Het aspect 'parkeren' vormt geen belemmering voor de uitvoerbaarheid van dit wijzigingsplan.
Het wijzigingsplan bestaat uit een verbeelding en regels en is voorzien van een toelichting. De regels en verbeelding vormen het juridisch bindende deel, terwijl de toelichting geen juridische binding heeft, maar moet worden beschouwd als handvat voor de uitleg en de onderbouwing van de opgenomen bestemmingen. De regels bevatten het juridisch instrumentarium voor het regelen van het gebruik van de gronden, bepalingen omtrent de toegelaten bebouwing, regelingen betreffende het gebruik van aanwezige en/of op te richten bouwwerken. De verbeelding heeft een rol voor toepassing van de regels alsmede de functie van visualisering van de bestemmingen.
In deze paragraaf worden de systematiek van de regels en de wijze waarop de regels gehanteerd dienen te worden, uiteengezet. De regels van het plan bestaan uit vier hoofdstukken, waarin achtereenvolgens de inleidende regels, de bestemmingsregels, de algemene regels en de overgangs- en slotregels aan de orde komen. Voor de systematiek is aangesloten op de SVBP2012, de Wabo en andere ruimtelijke plannen van de gemeente. Voor het bouwen is verder het Besluit omgevingsrecht (Bor) van belang. In het Bor zijn onder andere regels voor vergunningvrije bouwwerken opgenomen.
In de volgende paragraaf worden de regels kort toegelicht.
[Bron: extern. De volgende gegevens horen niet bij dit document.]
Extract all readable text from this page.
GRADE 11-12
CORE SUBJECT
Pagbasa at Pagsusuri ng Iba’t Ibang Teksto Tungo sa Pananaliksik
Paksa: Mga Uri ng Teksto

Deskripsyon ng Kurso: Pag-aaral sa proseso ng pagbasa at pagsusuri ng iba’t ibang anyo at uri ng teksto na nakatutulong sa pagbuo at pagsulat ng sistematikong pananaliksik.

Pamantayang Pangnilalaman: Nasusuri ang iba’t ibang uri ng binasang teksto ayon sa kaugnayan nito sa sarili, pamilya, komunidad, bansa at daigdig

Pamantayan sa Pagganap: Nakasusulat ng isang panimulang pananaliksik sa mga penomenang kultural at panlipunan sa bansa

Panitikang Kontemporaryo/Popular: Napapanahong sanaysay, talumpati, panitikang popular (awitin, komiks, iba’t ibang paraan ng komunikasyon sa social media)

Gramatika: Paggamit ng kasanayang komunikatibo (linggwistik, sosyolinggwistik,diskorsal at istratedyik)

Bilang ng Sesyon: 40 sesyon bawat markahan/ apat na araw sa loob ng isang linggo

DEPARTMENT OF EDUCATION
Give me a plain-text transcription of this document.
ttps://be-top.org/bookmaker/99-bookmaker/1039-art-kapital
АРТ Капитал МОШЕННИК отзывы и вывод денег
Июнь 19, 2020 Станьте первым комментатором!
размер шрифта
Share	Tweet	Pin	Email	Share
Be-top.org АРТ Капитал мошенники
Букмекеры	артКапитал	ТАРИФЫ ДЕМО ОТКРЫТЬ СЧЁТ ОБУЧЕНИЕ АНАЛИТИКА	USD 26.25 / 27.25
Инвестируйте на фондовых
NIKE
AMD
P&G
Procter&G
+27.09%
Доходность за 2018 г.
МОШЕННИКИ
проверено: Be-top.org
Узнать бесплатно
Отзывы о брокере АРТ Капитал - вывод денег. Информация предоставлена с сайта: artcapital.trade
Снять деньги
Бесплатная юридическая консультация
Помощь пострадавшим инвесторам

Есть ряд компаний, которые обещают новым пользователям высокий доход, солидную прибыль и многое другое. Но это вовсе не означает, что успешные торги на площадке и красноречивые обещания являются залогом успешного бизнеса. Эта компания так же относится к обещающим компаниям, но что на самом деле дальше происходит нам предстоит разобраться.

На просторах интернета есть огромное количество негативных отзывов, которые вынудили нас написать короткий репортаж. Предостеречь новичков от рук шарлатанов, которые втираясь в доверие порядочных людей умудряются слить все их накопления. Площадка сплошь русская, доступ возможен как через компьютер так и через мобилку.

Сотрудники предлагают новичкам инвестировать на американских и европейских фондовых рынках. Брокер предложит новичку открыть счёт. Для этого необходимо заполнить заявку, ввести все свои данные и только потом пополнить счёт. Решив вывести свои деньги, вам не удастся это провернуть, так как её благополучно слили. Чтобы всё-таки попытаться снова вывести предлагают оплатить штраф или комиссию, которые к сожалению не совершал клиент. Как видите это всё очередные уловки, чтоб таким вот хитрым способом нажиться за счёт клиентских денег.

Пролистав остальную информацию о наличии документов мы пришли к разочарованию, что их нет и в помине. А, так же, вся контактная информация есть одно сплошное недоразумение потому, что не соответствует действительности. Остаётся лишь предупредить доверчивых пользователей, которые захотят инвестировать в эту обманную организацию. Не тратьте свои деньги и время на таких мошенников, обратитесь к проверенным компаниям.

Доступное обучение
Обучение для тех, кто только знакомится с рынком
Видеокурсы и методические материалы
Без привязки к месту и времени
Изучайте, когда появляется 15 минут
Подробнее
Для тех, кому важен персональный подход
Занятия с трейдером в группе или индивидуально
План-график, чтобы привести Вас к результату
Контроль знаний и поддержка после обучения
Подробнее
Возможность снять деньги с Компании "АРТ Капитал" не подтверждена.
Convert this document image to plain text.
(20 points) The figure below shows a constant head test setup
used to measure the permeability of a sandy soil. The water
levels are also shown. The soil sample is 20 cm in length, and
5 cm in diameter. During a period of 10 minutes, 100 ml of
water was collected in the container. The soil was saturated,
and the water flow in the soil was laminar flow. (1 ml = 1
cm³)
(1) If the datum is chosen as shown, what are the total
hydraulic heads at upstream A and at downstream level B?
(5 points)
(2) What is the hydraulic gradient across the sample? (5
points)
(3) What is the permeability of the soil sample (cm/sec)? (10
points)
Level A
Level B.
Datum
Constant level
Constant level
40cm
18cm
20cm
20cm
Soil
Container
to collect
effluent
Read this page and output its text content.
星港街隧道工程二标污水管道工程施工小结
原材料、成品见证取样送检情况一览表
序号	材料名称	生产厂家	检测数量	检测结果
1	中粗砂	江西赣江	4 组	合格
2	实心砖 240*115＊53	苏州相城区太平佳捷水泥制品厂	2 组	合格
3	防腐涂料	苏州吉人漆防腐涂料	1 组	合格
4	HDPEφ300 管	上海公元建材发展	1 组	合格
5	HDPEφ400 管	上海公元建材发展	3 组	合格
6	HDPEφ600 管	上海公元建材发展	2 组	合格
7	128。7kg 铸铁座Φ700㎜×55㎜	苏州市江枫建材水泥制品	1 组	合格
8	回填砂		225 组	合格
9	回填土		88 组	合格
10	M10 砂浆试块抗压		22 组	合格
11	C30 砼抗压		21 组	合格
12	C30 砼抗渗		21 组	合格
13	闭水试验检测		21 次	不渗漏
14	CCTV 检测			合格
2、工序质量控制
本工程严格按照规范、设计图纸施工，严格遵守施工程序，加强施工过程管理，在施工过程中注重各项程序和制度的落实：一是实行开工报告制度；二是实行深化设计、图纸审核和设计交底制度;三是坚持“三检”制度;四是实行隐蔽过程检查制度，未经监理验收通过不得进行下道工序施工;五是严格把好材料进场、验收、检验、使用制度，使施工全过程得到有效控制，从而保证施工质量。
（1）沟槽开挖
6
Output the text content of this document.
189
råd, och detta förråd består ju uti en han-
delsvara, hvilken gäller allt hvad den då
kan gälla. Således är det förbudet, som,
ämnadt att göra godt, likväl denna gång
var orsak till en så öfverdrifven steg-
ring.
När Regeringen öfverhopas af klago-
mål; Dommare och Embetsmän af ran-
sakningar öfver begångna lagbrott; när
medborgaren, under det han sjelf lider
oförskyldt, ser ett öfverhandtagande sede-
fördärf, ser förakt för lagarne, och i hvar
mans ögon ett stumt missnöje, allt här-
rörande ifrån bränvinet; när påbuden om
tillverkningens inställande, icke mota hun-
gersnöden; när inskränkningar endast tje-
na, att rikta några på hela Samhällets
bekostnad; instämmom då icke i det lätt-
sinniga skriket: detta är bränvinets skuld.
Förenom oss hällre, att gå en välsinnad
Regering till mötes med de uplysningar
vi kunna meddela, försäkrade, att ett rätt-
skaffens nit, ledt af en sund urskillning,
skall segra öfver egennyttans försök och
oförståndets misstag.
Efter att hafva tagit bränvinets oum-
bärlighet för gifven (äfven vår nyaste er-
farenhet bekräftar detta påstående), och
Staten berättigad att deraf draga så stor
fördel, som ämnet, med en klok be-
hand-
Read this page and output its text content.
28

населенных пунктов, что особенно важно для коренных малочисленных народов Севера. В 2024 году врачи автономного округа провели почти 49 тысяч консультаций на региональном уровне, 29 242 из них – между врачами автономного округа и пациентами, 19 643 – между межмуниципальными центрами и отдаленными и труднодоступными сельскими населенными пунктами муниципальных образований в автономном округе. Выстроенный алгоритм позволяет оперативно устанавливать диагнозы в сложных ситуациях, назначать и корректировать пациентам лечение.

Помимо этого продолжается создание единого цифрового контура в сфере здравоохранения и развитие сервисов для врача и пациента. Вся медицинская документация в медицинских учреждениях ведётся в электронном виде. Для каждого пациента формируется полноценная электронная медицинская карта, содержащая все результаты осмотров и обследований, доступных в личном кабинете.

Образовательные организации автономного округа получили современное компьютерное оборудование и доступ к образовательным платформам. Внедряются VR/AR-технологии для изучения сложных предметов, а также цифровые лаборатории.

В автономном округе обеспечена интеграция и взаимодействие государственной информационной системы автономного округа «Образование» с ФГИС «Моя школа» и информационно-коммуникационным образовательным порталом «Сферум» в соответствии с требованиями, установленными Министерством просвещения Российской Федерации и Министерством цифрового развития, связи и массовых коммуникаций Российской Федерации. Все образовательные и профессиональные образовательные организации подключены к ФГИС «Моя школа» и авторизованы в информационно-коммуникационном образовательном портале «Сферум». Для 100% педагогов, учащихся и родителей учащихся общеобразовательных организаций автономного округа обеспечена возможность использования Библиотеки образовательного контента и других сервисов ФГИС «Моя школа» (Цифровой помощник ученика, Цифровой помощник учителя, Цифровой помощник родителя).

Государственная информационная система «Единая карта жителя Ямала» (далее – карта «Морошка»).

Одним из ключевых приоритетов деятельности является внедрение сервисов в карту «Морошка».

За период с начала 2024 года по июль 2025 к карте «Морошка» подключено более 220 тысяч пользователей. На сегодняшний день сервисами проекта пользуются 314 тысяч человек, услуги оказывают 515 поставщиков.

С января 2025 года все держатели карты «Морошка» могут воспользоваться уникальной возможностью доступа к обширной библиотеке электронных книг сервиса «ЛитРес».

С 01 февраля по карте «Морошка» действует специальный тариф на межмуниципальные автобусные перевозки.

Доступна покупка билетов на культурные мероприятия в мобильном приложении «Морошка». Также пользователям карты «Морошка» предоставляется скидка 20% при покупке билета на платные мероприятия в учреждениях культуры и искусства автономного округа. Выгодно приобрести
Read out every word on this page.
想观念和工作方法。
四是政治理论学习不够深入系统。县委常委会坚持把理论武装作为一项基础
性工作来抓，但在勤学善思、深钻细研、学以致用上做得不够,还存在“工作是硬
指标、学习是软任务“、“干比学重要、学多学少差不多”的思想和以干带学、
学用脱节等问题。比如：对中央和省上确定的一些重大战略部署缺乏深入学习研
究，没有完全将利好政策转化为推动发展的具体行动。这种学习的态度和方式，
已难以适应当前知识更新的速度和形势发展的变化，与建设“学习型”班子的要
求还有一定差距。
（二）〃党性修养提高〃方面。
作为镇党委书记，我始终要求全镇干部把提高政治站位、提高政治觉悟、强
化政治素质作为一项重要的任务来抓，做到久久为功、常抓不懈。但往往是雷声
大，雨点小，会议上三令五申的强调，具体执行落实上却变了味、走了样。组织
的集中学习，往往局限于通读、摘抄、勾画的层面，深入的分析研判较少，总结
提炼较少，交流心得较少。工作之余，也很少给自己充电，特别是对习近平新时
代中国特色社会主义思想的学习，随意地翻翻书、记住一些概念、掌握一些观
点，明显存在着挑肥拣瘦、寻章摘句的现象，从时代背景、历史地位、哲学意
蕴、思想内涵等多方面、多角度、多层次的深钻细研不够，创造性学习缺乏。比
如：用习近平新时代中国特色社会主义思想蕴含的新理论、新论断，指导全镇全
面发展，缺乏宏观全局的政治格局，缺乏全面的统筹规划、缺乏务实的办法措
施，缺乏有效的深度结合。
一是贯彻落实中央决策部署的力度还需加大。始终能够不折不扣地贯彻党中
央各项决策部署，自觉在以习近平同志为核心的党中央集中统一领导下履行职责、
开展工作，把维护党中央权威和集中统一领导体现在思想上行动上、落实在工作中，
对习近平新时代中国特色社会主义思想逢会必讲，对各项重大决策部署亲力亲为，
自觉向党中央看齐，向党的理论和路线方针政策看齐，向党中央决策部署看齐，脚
Dit wijzigingsplan regelt een functiewijziging van de gronden in het plangebied van 'Agrarisch - Oeverwal' met bouwvlak naar 'Wonen'. Voor de regels van dit wijzigingsplan wordt verwezen naar de volgende bestemmingsplannen:
die onverkort van toepassing zijn.
De kosten voor zowel onderhavige procedure, als de kosten voor de realisering van het plan zelf, zijn volledig voor rekening van de initiatiefnemer. Ook eventuele claims met betrekking tot planschade zijn voor rekening van initiatiefnemer die daartoe een overeenkomst met de gemeente West Maas en Waal zal sluiten. De gemeente West Maas en Waal hoeft geen gelden te reserveren. De economische uitvoerbaarheid is hierdoor aangetoond.
Het ontwerpwijzigingsplan wordt gedurende zes weken ter inzage gelegd. Binnen deze termijn wordt een ieder in de gelegenheid gesteld schriftelijk en/of mondeling een zienswijze op het plan in te dienen bij het college.
Na de termijn van terinzagelegging moet het college beslissen omtrent de vaststelling van het wijzigingsplan.
Tegen het besluit tot vaststelling staat, voor belanghebbenden, direct beroep open bij de Afdeling bestuursrechtspraak van de Raad van State. Direct na de beroepstermijn treedt, indien tijdens de beroepstermijn geen verzoek om voorlopige voorziening is ingediend, het plan in werking waarna tot planrealisatie kan worden overgegaan.